Dymott joined the firm in February 2021, and says the other focus of his acquisition strategy has been to “broaden our geographical reach – we weren’t well enough represented in the Midlands, and have tried to address that with some of the deals we have done this year.”

The other aspect he says unites the disparate business units is something that has been a bit of a holy grail for market participants for many years, achieving economies of scale, and not merely growing for the sake of it.

Dymott acknowledges that this is at the heart of his firm’s strategy, but says it is not a new concept in financial services.

“When I joined this industry, it was at Fidelity. I was one of the people involved in launching the Fundsnetwork platform there. And the USP we had for that platform was that a client valuation, which at that time could take eight hours, and do it in eight minutes.

"And right now, with our platform at Benchmark, we think we can increase productivity for advisers by reducing the amount of time it takes them to do a client meeting by an hour per client.

"So if a firm has 500 clients, that is 500 hours per year saved. And I think an issue that will emerge for some of the firms that have entered the advice market as consolidators is that they are not able to generate the economies of scale they expected, and that becomes an issue for them in years to come.”

Vertically challenged? 

Dymott says that is a trend that is already driving advisers towards Benchmark. 

He says: “We already have advisers coming to us from businesses that have been bought by consolidators. Those advisers are not seeing the benefits of the economies of scale, and are not happy.

"Some of them have come to us, they want to set up their own practice, but are happy to be an authorised representative using our platform and regulatory permissions.”

The pipeline we have right now for future acquisitions is the strongest it has ever been.

He says Benchmark has no wish to “dilute financial advice firms; we are only interested in the top 10-15 per cent of firms, and the pipeline we have right now for future acquisitions is the strongest it has ever been.” 

At present, there are 111 advice firms operating as authorised representatives of Benchmark Capital. 

Benchmark is owned by Schroders, an asset manager, and the company has a subsidiary called Schroders Investment Solutions, which provides model portfolios.

Vertical integration is another feature of the industry in recent years, as businesses seek to own all the different product areas a client needs, and collect multiple fees. 

Dymott bristles a little at the idea that this approach is central to the Benchmark business model. 

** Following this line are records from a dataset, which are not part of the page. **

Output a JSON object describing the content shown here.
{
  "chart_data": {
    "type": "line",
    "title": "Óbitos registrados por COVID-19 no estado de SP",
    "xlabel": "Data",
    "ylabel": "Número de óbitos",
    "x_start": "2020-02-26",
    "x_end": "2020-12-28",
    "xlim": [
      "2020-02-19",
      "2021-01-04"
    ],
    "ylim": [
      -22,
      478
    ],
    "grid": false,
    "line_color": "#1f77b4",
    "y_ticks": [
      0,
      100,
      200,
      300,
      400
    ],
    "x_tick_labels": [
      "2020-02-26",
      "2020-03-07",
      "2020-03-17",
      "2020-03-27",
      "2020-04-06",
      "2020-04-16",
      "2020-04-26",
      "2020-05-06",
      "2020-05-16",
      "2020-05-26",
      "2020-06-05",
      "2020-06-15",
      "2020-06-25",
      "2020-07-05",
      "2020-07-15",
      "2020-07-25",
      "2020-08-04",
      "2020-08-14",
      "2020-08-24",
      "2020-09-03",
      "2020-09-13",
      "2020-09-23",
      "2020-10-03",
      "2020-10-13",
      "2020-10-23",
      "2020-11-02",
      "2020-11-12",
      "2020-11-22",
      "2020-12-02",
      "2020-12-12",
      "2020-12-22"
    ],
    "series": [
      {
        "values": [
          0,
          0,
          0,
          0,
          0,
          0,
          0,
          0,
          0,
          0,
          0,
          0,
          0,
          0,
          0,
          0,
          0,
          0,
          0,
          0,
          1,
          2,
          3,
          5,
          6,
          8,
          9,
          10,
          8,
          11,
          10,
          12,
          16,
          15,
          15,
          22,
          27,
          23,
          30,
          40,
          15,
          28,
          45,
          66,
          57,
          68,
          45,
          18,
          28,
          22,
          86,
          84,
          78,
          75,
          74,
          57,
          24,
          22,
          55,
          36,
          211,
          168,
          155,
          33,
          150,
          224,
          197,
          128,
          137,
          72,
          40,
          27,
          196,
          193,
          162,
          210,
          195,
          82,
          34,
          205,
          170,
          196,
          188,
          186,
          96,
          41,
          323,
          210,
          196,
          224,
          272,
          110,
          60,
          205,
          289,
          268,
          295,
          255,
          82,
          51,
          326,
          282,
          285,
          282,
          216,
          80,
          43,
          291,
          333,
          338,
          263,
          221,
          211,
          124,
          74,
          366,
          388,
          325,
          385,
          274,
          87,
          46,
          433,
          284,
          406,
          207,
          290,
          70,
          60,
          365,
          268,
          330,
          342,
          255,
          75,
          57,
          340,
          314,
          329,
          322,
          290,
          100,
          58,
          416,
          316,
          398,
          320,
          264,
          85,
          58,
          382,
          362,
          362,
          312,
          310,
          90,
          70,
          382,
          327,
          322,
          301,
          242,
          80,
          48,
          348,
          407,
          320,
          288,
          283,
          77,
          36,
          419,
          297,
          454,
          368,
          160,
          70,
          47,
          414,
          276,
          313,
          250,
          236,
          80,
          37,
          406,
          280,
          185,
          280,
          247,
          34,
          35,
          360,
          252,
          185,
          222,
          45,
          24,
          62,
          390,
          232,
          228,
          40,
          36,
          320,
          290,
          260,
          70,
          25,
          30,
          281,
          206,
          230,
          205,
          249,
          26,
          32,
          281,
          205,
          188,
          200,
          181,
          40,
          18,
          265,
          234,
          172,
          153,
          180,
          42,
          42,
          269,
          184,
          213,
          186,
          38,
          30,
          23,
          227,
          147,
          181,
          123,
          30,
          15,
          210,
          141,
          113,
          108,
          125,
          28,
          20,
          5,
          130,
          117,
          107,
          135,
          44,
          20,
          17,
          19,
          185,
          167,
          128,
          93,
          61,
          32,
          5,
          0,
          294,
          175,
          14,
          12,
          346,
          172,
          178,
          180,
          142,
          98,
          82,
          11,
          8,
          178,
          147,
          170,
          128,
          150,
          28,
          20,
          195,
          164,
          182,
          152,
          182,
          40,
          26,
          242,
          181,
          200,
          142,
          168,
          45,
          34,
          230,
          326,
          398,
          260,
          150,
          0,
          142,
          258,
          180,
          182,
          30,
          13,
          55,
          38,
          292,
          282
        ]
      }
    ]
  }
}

He says that while “there is a high adoption” level of the Schroders model portfolios among clients of the Benchmark platform, “they do not have to do this, and the portfolios are also available on other platforms”.

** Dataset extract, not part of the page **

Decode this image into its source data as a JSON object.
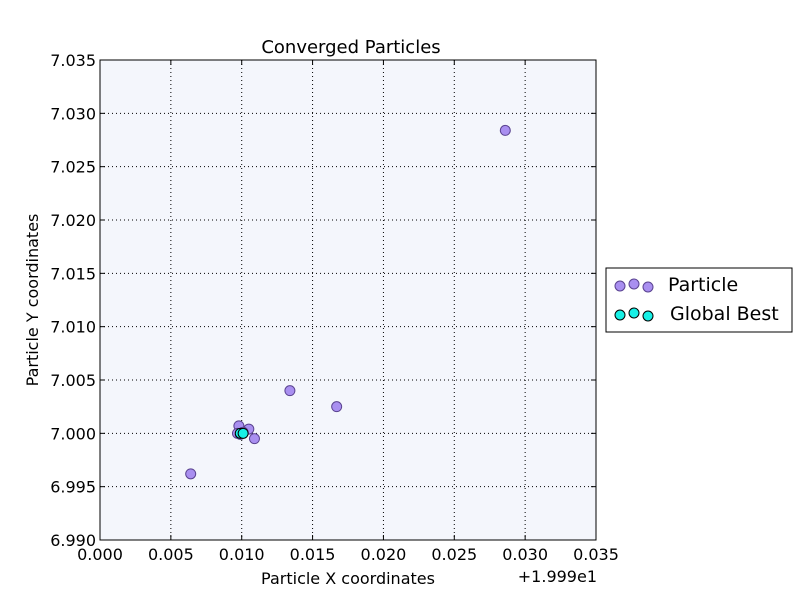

He declined to comment on what proportion of the assets under administration of Benchmark are also deployed into the discretionary fund business owned by Schroders.

When I started out, platforms were another product, but now they are seen as part of the supply chain in the advice process.

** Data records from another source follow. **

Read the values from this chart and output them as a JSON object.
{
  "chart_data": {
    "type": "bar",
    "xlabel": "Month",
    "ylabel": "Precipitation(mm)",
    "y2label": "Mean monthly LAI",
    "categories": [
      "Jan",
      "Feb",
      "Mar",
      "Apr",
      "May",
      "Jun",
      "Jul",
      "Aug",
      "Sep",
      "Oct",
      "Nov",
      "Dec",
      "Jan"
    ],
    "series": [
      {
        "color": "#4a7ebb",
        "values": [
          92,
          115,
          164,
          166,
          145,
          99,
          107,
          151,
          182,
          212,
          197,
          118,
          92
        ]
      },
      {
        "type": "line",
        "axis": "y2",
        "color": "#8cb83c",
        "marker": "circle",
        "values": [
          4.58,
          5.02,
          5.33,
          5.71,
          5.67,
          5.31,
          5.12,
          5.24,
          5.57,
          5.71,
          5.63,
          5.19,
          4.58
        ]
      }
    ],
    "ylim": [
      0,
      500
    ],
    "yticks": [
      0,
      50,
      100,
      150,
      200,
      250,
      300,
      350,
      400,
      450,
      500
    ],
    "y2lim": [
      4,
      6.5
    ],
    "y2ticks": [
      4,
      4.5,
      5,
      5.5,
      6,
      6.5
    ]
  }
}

But in 2018, FTAdviser reported that around half of the net inflows into Schroders' wealth management business came from Benchmark Capital, while the asset management net inflows were zero. 

Dymott takes the view that platforms have become somewhat commoditised in recent years and fears the same could happen with model portfolios in the years to come. 

“There is an element of model portfolios becoming commoditised, there is a lot of choice out there. But for it to be useful to clients, it needs to be integrated into the advice process.

"That’s the same as with platforms. When I started out, platforms were another product, but now they are seen as part of the supply chain in the advice process. That change represents an existential issue for platforms that do act as if they are just another product. And I can see the model portfolio market going the same way.”

While there are many advice market consolidators around, many of those are backed by private equity money, and that is funded via debt.

Higher interest rates are likely to place those sources of capital in peril in the coming years, and that could leave Benchmark, backed as it is by a FTSE 100 behemoth, in a position where it could become an even bigger presence in advisers lives.